Gaza: Palestinian health ministry says death toll surges to 1,055 amid Israeli airstrike
The Hamas-run Health Ministry in Gaza on Wednesday said 1055 people have died in the Gaza Strip ever since Israel launched an airstrike in the region.
The ministry said 5184 people were injured in the incident.
Israel launched airstrike in Gaza after Hamas attacked the country on Saturday.
Meanwhile, amid airstrikes and a complete siege of the Gaza Strip, staff from the UN agency that supports Palestine refugees, UNRWA, continue their lifesaving work, even in the face of immense personal losses.

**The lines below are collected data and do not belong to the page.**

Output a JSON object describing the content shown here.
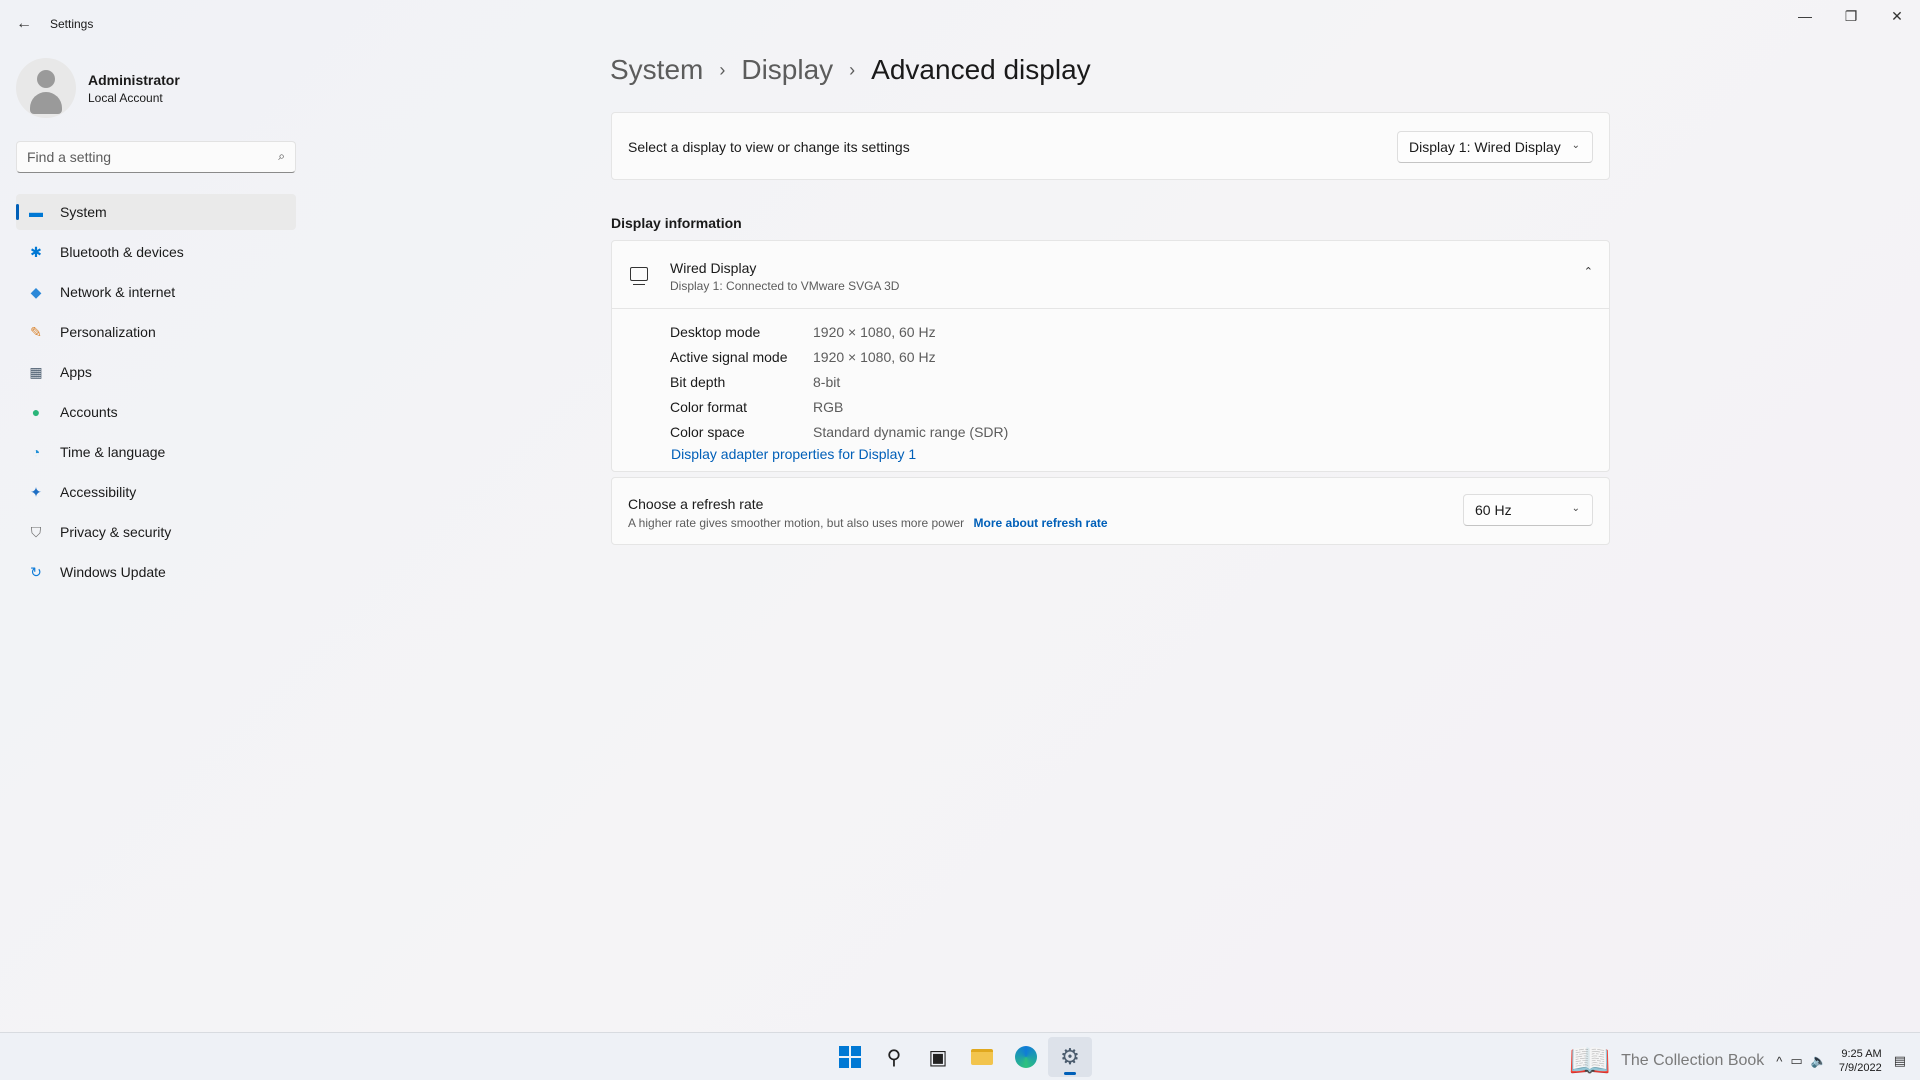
{
  "window": {
    "title": "Settings",
    "back_icon": "←",
    "minimize_icon": "—",
    "maximize_icon": "❐",
    "close_icon": "✕"
  },
  "profile": {
    "name": "Administrator",
    "account_type": "Local Account"
  },
  "search": {
    "placeholder": "Find a setting",
    "icon": "⌕"
  },
  "sidebar": {
    "items": [
      {
        "label": "System",
        "icon": "▬",
        "color": "#0078d4",
        "active": true
      },
      {
        "label": "Bluetooth & devices",
        "icon": "✱",
        "color": "#0078d4"
      },
      {
        "label": "Network & internet",
        "icon": "◆",
        "color": "#2b88d8"
      },
      {
        "label": "Personalization",
        "icon": "✎",
        "color": "#d9822b"
      },
      {
        "label": "Apps",
        "icon": "▦",
        "color": "#4a5b6d"
      },
      {
        "label": "Accounts",
        "icon": "●",
        "color": "#2bb57a"
      },
      {
        "label": "Time & language",
        "icon": "◔",
        "color": "#1f8fd8"
      },
      {
        "label": "Accessibility",
        "icon": "✦",
        "color": "#1f6fc4"
      },
      {
        "label": "Privacy & security",
        "icon": "⛉",
        "color": "#6b6b6b"
      },
      {
        "label": "Windows Update",
        "icon": "↻",
        "color": "#0f7bd8"
      }
    ]
  },
  "breadcrumb": {
    "items": [
      "System",
      "Display",
      "Advanced display"
    ],
    "separator": "›"
  },
  "display_select": {
    "label": "Select a display to view or change its settings",
    "value": "Display 1: Wired Display",
    "chevron": "⌄"
  },
  "display_information": {
    "section_title": "Display information",
    "title": "Wired Display",
    "subtitle": "Display 1: Connected to VMware SVGA 3D",
    "collapse_icon": "⌃",
    "rows": [
      {
        "key": "Desktop mode",
        "value": "1920 × 1080, 60 Hz"
      },
      {
        "key": "Active signal mode",
        "value": "1920 × 1080, 60 Hz"
      },
      {
        "key": "Bit depth",
        "value": "8-bit"
      },
      {
        "key": "Color format",
        "value": "RGB"
      },
      {
        "key": "Color space",
        "value": "Standard dynamic range (SDR)"
      }
    ],
    "adapter_link": "Display adapter properties for Display 1"
  },
  "refresh_rate": {
    "title": "Choose a refresh rate",
    "description": "A higher rate gives smoother motion, but also uses more power",
    "link": "More about refresh rate",
    "value": "60 Hz",
    "chevron": "⌄"
  },
  "taskbar": {
    "search_glyph": "⚲",
    "taskview_glyph": "▣",
    "settings_glyph": "⚙",
    "watermark": "The Collection Book",
    "book_glyph": "📖",
    "tray": {
      "chevron": "^",
      "network": "▭",
      "volume": "🔈",
      "time": "9:25 AM",
      "date": "7/9/2022",
      "notification": "▤"
    }
  },
  "colors": {
    "accent": "#005fb8",
    "link": "#005fb8"
  }
}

UNRWA was established more than 70 years ago, and its services include education, healthcare, camp infrastructure and social safety net assistance to Palestine refugees across the Middle East.
This includes around two million people in Gaza, where UNRWA schools are now housing roughly 170,000 residents who have fled their homes in the wake of the escalating crisis sparked by Hamas attacks against Israel last Saturday.
The UN agency is also a casualty of the conflict. Four staff have been killed and 14 facilities have sustained damage. Many personnel are also sheltering in its schools.
UN News spoke to Juliette Touma, UNRWA Director of Communications, who is based in Amman, Jordan.
She described her 13,000 colleagues – who include doctors, nurses, teachers and sanitation workers - as “unsung heroes” who "have been on the ground providing services to people in need".
What is Hamas in the context of Oct 7, 2023 attack on Israel?
Hamas, the Palestine Islamist group which governs Gaza and attacked Israel on Oct 7, 2023, is an offshoot of the Sunni Muslim Brotherhood in the late 1980s.
The militant group defeated its political rival Fatah (which officially renounced violence) in the 2006 elections and took over the Gaza Strip, a 41-km-long and 10-km-wide territory between Israel, Egypt and the Mediterranean Sea, inhabited by about 2.3 million people in one of the most densely populated regions of the world. Since 2006, Hamas has been ruling the Gaza Strip without elections.
The United States and European Union have designated Hamas as a terrorist organization which believes in violence as a means to liberate Palestinian territories from Israel and propagates the eradication of the state of Israel.
According to American think tank Council on Foreign Relations (CFR), Iran provides it with material and financial support, and Turkey reportedly harbours some of its top leaders.
Organisations like Hezbollah, a Lebanese Shia Islamist political party and militant group with strong presence in southern Lebanon, also share a common goal with Hamas and hence during the ongoing conflict has fired a barrage of rockets into Israel inviting retalitaion from the latter. Hezbollah is also designated as a terrorist organisation by the United States and U.S.-allied Gulf Arab states including Saudi Arabia.
On Oct 7, 2023 (Saturday) when the Israelis were nearing the end of their seven-day-long Jewish festival of Sukkot, Hamas mounted a surprise attack on southern Israel launching over 5000 rockets decimating buildings, killing hundreds of people by the strikes and infiltrating on a festival across the Gaza border, taking innocent hostages of young women, men, children and families besides killing many.